3.   Le procureur de la République informe sans délai l’autorité d’émission de la décision. Lorsque l’opposition est accueillie, la décision de reconnaissance est annulée.

4.   L’opposition n’a pas d’effet suspensif sur l’exécution de la décision d’enquête et sur la transmission des résultats des activités menées.
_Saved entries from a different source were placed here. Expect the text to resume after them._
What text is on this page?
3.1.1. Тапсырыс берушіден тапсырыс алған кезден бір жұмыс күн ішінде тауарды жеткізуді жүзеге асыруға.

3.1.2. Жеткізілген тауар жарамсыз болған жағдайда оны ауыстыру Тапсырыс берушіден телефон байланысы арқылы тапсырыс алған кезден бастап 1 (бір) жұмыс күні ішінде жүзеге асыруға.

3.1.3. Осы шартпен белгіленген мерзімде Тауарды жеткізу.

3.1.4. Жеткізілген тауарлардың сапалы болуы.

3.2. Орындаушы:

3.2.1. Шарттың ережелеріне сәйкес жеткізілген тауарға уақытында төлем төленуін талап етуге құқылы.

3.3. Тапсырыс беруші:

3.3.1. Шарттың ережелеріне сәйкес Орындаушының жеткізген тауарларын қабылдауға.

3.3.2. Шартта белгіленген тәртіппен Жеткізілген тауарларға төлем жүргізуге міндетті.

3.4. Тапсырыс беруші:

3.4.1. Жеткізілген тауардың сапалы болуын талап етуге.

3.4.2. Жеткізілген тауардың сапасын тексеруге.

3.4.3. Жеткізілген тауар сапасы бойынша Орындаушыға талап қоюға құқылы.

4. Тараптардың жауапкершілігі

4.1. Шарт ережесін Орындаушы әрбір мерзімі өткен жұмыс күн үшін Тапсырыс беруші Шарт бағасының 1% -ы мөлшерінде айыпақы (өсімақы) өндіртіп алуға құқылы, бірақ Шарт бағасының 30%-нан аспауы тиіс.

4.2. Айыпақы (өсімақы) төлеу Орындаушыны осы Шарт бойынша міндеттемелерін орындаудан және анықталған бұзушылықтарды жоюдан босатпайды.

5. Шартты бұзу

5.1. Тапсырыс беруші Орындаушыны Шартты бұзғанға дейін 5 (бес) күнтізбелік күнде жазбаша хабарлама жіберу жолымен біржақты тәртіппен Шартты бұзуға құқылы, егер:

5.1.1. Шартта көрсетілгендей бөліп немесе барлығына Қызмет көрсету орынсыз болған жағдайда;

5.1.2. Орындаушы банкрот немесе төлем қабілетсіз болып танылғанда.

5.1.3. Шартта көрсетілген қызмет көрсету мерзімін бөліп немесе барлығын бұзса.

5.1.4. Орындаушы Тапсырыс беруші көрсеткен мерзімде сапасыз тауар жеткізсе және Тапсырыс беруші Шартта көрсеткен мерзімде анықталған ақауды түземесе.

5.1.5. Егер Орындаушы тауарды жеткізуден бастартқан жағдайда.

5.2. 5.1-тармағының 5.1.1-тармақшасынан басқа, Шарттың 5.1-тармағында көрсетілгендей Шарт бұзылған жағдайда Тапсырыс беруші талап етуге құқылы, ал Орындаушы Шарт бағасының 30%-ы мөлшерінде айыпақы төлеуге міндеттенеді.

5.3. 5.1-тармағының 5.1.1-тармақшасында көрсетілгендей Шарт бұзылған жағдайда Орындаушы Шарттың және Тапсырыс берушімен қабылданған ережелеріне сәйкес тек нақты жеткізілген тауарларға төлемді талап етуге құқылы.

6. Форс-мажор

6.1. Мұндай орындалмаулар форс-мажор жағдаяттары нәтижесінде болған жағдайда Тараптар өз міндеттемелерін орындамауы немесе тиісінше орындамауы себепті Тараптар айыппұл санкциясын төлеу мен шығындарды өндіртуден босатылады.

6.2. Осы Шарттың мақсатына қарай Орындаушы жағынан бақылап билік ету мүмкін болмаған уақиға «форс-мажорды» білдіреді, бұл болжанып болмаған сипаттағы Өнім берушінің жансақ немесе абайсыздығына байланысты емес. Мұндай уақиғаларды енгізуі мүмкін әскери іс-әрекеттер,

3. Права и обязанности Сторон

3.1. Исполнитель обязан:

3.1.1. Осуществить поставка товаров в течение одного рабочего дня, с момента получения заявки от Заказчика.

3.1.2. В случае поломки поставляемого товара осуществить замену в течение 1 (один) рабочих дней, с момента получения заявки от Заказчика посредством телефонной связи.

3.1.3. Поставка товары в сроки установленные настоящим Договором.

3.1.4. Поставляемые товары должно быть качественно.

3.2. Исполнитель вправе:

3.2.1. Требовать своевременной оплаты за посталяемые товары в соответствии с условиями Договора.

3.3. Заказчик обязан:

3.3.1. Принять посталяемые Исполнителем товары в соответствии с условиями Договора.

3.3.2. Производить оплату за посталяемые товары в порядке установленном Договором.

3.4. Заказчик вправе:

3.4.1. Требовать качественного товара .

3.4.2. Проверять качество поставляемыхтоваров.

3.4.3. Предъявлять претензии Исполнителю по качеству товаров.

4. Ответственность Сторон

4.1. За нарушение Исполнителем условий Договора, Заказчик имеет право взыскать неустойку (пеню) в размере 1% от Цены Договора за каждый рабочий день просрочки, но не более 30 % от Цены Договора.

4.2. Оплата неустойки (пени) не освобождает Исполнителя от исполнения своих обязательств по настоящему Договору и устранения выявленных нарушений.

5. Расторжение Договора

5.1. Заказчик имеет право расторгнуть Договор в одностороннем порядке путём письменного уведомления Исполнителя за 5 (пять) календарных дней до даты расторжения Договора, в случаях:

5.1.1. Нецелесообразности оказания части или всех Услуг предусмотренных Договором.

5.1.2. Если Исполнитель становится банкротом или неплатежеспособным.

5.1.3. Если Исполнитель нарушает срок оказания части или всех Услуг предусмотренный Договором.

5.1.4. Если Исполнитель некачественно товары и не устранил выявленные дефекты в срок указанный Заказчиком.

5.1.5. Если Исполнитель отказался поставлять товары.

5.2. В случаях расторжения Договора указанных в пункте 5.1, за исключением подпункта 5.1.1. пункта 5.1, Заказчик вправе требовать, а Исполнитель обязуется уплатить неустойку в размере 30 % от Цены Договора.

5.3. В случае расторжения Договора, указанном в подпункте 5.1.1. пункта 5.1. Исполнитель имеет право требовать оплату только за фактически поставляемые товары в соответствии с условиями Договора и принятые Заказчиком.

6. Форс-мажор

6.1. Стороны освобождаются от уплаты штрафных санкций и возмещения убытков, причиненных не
En tout état de cause, le procureur de la République peut ne pas transmettre les résultats des activités exercées si un préjudice grave et irréparable risque d’en résulter pour le suspect, la personne poursuivie ou la personne concernée, par ailleurs, par l’accomplissement de l’acte.

5.   Quand les motifs de refus énoncés à l’article 10 sont réunis, le juge des enquêtes préliminaires, lorsqu’il est saisi de l’exécution de la décision d’enquête en vertu de l’article 5, ordonne, également à la demande des parties, l’annulation de la décision de reconnaissance émise par le procureur de la République.

6.   En cas d’annulation de la décision de reconnaissance, il n’est pas procédé à l’exécution de la décision d’enquête.

7.   Le suspect ou la personne poursuivie, son avocat, la personne ayant fait l’objet d’un gel d’éléments de preuve ou de biens, ainsi que la personne qui aurait droit à leur restitution peuvent également former opposition contre la décision de reconnaissance de la décision d’enquête portant sur le gel d’éléments de preuve. Le juge décide en chambre du conseil au sens de l’article 127 du code de procédure pénale. Dans ce cas, la décision du juge est susceptible d’un pourvoi en cassation par le
ministère public et les intéressés pour violation de la loi, dans un délai de 10 jours à compter de sa notification ou signification. La Cour de cassation décide en chambre de conseil dans un délai de 30 jours à compter de la date du pourvoi. Le pourvoi n’a pas d’effet suspensif. »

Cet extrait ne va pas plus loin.